3-5.1
Standard 3-5: The students will demonstrate an understanding of the major developments in South Carolina in the late nineteenth century and the twentieth century.
3-5.1 Summarize developments in industry and technology in South Carolina in the late nineteenth century and the twentieth century, including the rise of the textile industry, the expansion of the railroad, and the growth of the towns. (H, G, E)
It Is Essential For Students To Know
- Although agriculture remained the dominant economic activity in South Carolina, the state experienced changes in the late nineteenth century and early twentieth century due to developments in industry and technology.
- The growth of the textile industry provided jobs and an increase in economic activity. Local entrepreneurs became boosters of the idea of a New South that was based on investment in industry as well as agriculture.
- South Carolina's geography provided ideal locations for textile mills. Mills were located along fall line rivers where they could use the swift flowing water to make hydroelectric power to turn the turbines to run machinery. This also placed the mill close to the source of cotton.
- Towns were built near textile mills to provide housing, social activities, and needed goods for the textile workers.
- South Carolina also had a steady supply of workers. Farmers who could no longer make a living from the land because of falling cotton prices and depleted soil (3-5.3) moved to the towns so that they, their wives and children could find work in the mills.
- Because of segregation and discrimination (3-5.2), African Americans were not hired to work in the mills but might get jobs loading and unloading the cotton bales and finished cloth outside of the mill.
- The growth of the railroad in South Carolina improved the movement of both goods and people and so promoted economic growth.
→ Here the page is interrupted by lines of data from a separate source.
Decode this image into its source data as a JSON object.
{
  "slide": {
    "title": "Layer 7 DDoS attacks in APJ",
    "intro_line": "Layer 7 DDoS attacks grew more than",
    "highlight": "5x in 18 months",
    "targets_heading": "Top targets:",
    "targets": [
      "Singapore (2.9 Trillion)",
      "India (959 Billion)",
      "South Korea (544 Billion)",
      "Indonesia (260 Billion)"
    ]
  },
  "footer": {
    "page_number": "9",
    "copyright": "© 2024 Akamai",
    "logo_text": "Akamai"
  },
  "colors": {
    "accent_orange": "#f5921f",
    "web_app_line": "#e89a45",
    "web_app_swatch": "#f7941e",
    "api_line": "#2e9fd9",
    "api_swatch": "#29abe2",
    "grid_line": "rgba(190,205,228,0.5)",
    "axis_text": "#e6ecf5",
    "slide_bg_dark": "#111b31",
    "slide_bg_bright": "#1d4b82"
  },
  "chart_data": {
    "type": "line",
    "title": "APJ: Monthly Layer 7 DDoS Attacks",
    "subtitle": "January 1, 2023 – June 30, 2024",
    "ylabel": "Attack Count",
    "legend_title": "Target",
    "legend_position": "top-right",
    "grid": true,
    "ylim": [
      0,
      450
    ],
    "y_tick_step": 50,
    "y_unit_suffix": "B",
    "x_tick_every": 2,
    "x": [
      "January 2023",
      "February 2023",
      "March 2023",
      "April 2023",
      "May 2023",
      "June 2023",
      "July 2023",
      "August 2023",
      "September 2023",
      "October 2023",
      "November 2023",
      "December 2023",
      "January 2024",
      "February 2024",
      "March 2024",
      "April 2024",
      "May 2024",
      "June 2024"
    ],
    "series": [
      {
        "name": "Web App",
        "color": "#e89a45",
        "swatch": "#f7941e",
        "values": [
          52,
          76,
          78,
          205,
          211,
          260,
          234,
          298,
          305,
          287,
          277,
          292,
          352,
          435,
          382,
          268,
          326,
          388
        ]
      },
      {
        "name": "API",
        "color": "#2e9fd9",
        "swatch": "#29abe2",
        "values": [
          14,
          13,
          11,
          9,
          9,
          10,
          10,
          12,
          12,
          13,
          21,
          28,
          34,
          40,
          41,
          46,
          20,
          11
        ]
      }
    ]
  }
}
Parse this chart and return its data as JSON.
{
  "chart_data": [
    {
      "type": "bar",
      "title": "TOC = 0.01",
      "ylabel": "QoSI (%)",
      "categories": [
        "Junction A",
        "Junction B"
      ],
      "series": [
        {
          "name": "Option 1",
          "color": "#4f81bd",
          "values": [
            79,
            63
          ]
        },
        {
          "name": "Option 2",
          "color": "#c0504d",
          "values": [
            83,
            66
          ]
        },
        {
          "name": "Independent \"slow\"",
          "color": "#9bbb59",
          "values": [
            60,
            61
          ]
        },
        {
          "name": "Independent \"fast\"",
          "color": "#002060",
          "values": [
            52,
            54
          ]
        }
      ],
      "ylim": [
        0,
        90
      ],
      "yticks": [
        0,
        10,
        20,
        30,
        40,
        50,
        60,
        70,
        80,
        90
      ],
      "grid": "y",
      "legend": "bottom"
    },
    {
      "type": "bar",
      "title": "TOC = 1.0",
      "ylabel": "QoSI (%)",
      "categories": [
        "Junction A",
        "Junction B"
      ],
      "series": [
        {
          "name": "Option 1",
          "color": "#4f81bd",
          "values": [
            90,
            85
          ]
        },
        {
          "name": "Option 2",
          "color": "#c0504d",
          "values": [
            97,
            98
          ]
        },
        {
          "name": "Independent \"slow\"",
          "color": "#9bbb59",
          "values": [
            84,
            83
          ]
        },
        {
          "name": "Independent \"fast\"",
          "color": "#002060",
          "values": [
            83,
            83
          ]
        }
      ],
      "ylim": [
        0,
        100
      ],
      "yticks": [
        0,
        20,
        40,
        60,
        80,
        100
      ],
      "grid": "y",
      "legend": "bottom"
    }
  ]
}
Many more miles of track were laid, especially in the upstate. Peach
- farmers were able to get their crop to market in special refrigerated cars. Textile mills were able to ship cloth out of the state to markets across the country.
- Towns grew up along the railroad routes across the state.
- Streetcars also helped to expand the cities of Charleston and Columbia.
- Other technological innovations such as the telephone, electricity and the automobile had limited impact
- in South Carolina. Many people who lived in the state, especially those who lived in rural areas, were not able to get service and many others could not afford to pay for it.
- Automobiles led to an increase in paved roads in the state.
It Is Not Essential For Students to Know:
- It is not essential for students to know about working conditions in the mills or the lack of child labor laws or that inventors were attracted to South Carolina because of the lack of labor unions.
- Students do not need to know that the paternalistic attitude of some mill owners led them to control the lives of the workers who lived in the mill villages.